RERS 2014 - La formation continue dans l’enseignement supérieur
Statistiques - publications annuelles - Édition 2014. Télécharger la brochure Repères et références statistiques 2014
La formation continue dans l’enseignement supérieur p.222
Présentation
En 2012, les universités, les écoles d’ingénieurs publiques et le Cnam ont formé 478 200 stagiaires contre 448 500 en 2011. L’augmentation des effectifs de stagiaires atteint globalement 7 %, essentiellement grâce aux universités où elle atteint 8 % alors qu’elle ne dépasse pas 1 % au Cnam et dans les écoles. Cette augmentation moyenne cache trois stratégies différentes vis-à-vis des différents publics.
En effet, si les universités maintiennent leur nombre de salariés inscrits au titre du plan de formation de leur entreprise (+ 1 %), tout en mettant l’accent sur les contrats de professionnalisation (+ 16 %), les particuliers (+ 14 %) et les non-salariés (+ 12 %), le Cnam accuse une baisse des inscrits salariés (- 13 %) tout en privilégiant les demandeurs d’emploi (+ 33 %). Les écoles, quant à elles, mettent l’accent sur les publics salariés (+ 12 %). Le volume d’heuresstagiaires dispensées dans les universités se maintient (+ 1 %) alors qu’il diminue dans les écoles et au Cnam. La durée moyenne globale perd 11 heures en passant à 141 heures et s’établit à 132 heures dans les universités contre 137 en 2011. Cette baisse est notamment due à la réduction des stages des 102 000 salariés inscrits à l’université au titre du plan de formation qui perdent 8 heures depuis 2011 pour s’établir à 78 heures.

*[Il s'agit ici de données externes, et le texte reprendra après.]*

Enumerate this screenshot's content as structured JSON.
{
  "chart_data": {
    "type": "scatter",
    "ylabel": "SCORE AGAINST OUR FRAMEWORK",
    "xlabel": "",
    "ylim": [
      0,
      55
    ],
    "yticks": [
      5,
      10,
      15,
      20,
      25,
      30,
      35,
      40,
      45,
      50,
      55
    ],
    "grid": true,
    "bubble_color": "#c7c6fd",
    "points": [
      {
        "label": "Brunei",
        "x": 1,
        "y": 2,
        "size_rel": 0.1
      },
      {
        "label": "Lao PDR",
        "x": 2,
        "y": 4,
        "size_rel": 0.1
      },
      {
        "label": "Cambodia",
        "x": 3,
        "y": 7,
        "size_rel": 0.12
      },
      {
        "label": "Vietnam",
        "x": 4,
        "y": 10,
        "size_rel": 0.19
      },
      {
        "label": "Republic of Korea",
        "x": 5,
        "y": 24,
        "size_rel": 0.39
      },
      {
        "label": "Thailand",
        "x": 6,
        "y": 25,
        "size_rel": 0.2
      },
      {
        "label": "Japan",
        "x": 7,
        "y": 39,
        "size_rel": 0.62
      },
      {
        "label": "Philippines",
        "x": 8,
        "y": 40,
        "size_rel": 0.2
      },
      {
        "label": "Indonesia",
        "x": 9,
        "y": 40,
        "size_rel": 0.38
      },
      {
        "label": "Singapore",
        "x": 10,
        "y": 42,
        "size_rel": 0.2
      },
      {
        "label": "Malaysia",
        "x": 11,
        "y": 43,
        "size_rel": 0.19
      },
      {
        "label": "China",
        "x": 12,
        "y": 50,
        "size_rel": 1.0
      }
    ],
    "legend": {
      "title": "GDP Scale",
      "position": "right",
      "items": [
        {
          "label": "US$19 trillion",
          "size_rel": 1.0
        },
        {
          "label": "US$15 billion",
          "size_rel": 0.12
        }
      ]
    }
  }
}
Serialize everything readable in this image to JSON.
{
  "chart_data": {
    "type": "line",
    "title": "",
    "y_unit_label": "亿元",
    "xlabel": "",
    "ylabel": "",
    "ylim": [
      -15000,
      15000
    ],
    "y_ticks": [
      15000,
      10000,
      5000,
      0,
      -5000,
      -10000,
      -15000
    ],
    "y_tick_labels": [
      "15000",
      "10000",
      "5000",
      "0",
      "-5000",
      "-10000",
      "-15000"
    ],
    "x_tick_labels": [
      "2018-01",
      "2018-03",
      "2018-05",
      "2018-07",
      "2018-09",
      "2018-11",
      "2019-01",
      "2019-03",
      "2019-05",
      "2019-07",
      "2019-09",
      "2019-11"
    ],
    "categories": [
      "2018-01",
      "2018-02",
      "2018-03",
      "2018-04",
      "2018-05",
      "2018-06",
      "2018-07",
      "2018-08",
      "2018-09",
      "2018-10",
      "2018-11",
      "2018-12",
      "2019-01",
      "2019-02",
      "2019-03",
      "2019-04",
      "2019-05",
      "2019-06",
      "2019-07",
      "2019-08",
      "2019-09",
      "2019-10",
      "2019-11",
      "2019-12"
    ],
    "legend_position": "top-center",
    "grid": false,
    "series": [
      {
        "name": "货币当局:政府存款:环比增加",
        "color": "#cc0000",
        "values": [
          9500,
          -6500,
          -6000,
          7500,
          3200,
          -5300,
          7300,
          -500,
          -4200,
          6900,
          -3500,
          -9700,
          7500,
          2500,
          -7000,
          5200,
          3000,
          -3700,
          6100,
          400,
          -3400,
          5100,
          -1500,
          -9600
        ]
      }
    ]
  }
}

Le chiffre d’affaires de la formation continue dans l’enseignement supérieur atteint 403 millions d’euros en 2012, soit une diminution de 2 % par rapport à 2011. Les recettes des universités qui représentent 64 % de l’ensemble restent stables (+ 0,5 %) alors que celles du Cnam perdent 7 % et les écoles gagnent 2 %. L’origine privée des ressources de la formation continue dans le chiffre d’affaires des universités se stabilise autour de 72 % des fonds, dont 49 % en provenance des entreprises et des Opca. La part des individuels payants passe de 24 à 23 %. Celle des fonds publics dans la formation continue des universités passe de 22 à 20 % et, parmi eux, la part des subventions de l’État pour des publics spécifiques diminue de moitié en passant de 5 à 2,5 millions d’euros, tandis que la part consacrée par l’État à la formation de ses propres agents se restreint (- 13 %).